Thursday, August 20, 2009

trend lines

It's always good to have a talking point, even if there is no real 'point' to it, since otherwise it become apparent that you're just jabbering away for the noise value, and worse, failing to see the crux behind the verbiage.

The latest hot topic animating the jowls of serious conservatives (these are the ones, like Buchanan and Krauthammer, who chuckle at the teabaggers and consider the TownHallers little more than useful idiots) is the decline in public approval of the Democratic party. Indeed, before I cropped it, the Pew Research chart below was labeled 'Democratic Party Favorability Falls Sharply'.

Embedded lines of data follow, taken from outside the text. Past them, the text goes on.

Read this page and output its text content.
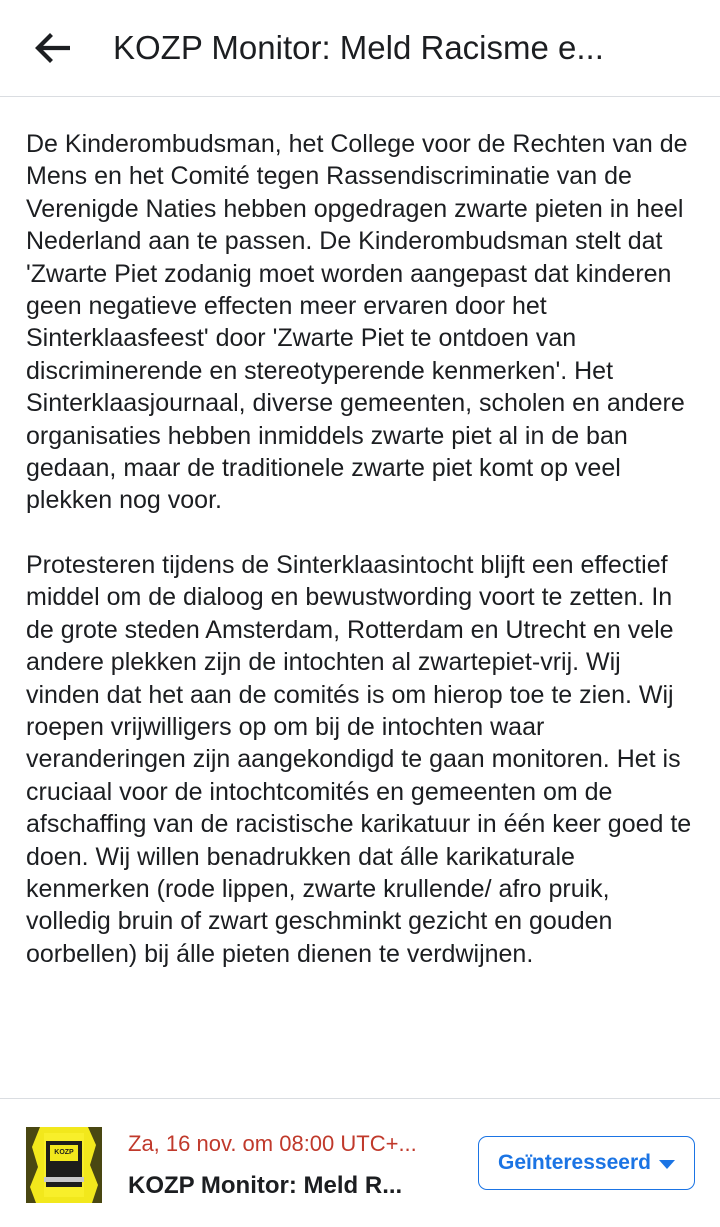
KOZP Monitor: Meld Racisme e...

De Kinderombudsman, het College voor de Rechten van de Mens en het Comité tegen Rassendiscriminatie van de Verenigde Naties hebben opgedragen zwarte pieten in heel Nederland aan te passen. De Kinderombudsman stelt dat 'Zwarte Piet zodanig moet worden aangepast dat kinderen geen negatieve effecten meer ervaren door het Sinterklaasfeest' door 'Zwarte Piet te ontdoen van discriminerende en stereotyperende kenmerken'. Het Sinterklaasjournaal, diverse gemeenten, scholen en andere organisaties hebben inmiddels zwarte piet al in de ban gedaan, maar de traditionele zwarte piet komt op veel plekken nog voor.

Protesteren tijdens de Sinterklaasintocht blijft een effectief middel om de dialoog en bewustwording voort te zetten. In de grote steden Amsterdam, Rotterdam en Utrecht en vele andere plekken zijn de intochten al zwartepiet-vrij. Wij vinden dat het aan de comités is om hierop toe te zien. Wij roepen vrijwilligers op om bij de intochten waar veranderingen zijn aangekondigd te gaan monitoren. Het is cruciaal voor de intochtcomités en gemeenten om de afschaffing van de racistische karikatuur in één keer goed te doen. Wij willen benadrukken dat álle karikaturale kenmerken (rode lippen, zwarte krullende/ afro pruik, volledig bruin of zwart geschminkt gezicht en gouden oorbellen) bij álle pieten dienen te verdwijnen.

KOZP Za, 16 nov. om 08:00 UTC+...
KOZP Monitor: Meld R...
Geïnteresseerd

What a difference that small edit makes. Please understand how to read this chart. It is not a composite - you don't add the two lines together and come up with a hundred. In the context of a well functioning two party system - where a term like 'loyal opposition' didn't ooze sarcasm - you might see both lines trending toward the eighties. This chart shows that a majority of those polled don't like anything on the table. And to tell you the truth, I think it trends unrealistically high due to some respondents confusing party loyalty with approval, a suspicion born out by that uptick during the height of the 08 election.

What Krauthammer and Buchanan probably see but don't verbalize is the fact that this is not a zero sum game. Bad news for the Democrats does not mean good news for the flat-lined Republicans, but it does signal a strong and clear opening for third parties, and it sure as hell adds fuel to the fire that burns in the hearts of all the crazies who live amongst us.